Bill Polian crossed paths with Marv Levy with the Montreal Alouettes in 1976. From that moment on, the two men were almost professionally inseparable.
Polian, who was the architect behind the Buffalo Bills teams that went to four straight Super Bowls at the beginning of the 1990s and the powerful Indianapolis Colts of the early 2000s, is a big advocate of Marv Levy’s induction into the Canadian Football Hall of Fame (CFHOF).
“Marv had a profound effect on every person that ever played or worked for him. Everyone that he comes in contact with, he touches them in a very real and tangible way. Especially those around him on a daily basis because he is so inspiring” said Polian. It’s Levy’s impact on people outside of the football field that impresses the New Yorker. “He is the shining example of what is good about our sport and humanity in many respects,” he added with heartfelt emotion in his voice.
On top of being Levy’s friend and former colleague, Polian is a member of the Pro Football Hall of Fame selection committee. “This is my first year and I just went through the process. I bring a different point of view to these discussions. The membership in the Hall requires excellence, and that’s a given with Marv…the Grey Cup, the records, and so forth in what might have been the golden era of the CFL,” explained Polian.

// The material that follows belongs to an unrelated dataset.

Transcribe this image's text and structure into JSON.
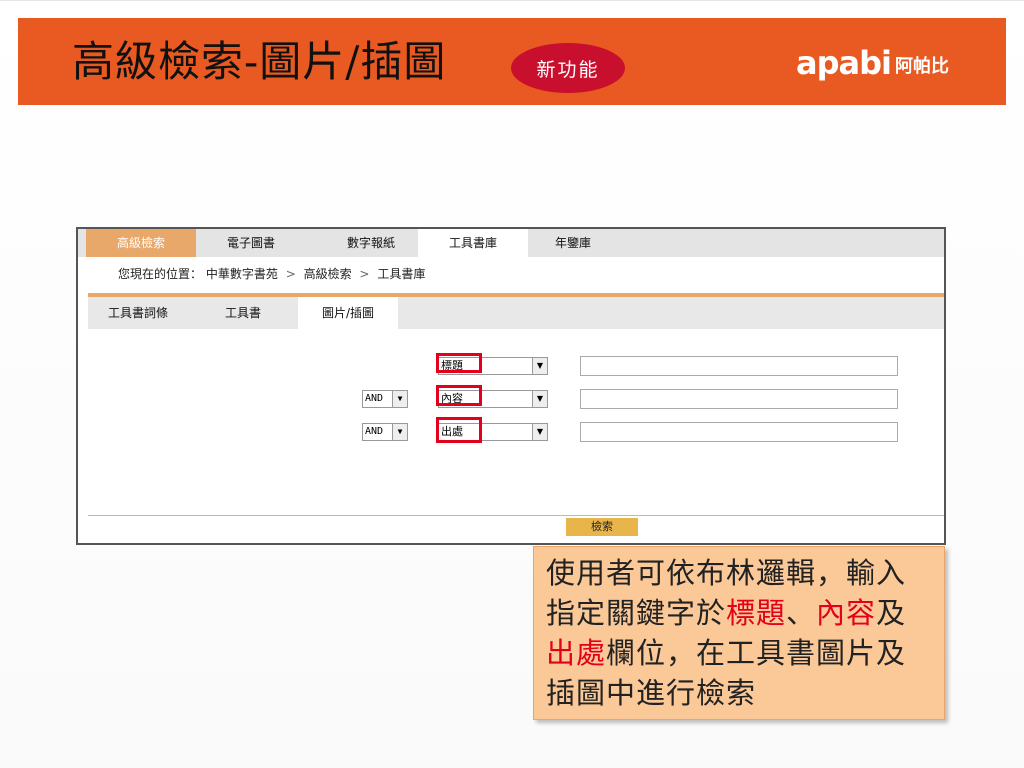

“Beyond that, membership in the Hall is a two-way street. It confers honor on the recipient and brings additional value and prestige to the Hall, especially if the recipient is a person of stellar character, stellar accomplishment, someone who is looked up to in his profession throughout North America. That is the case with Marv,” he continued.
Inducted in Canton in 2015, Polian believes that Levy’s five years at the helm of the Alouettes are enough to get him inducted North of the border. “His time in the CFL was probably shorter than most that have been inducted in the Hall, but his effect on the league will have a lasting effect on the CFHOF because of the way he excelled throughout his life, his career, and most importantly because of his character. It goes beyond his accomplishments on the field. “
Lamar Hunt’s worst mistake
Polian and Levy’s paths first crossed in Montreal in 1976, when Levy was coaching the Alouettes for the fourth season and Polian had just been hired as a scout. “Towards the end of the season, right before playoffs, I received a call saying I needed to come up to Montreal for the weekend because Coach Levy wanted to meet with me. I was astounded. He told me he had read my reports – only Marv Levy would read scouting reports from an obscure scout. He said: I really think you have a future in this business and you’re a real asset to this organization. I would really like to expand your role,” recalled Polian.
After winning the 1977 Grey Cup in front of a record crowd of 68,318 fans at Olympic Stadium, Levy became the Kansas City Chiefs’ Head Coach. One of his first moves was to hire Polian as a professional scout. Levy then offered another job to Polian with the USFL’s Chicago Blitz in 1984, before the roles were reversed.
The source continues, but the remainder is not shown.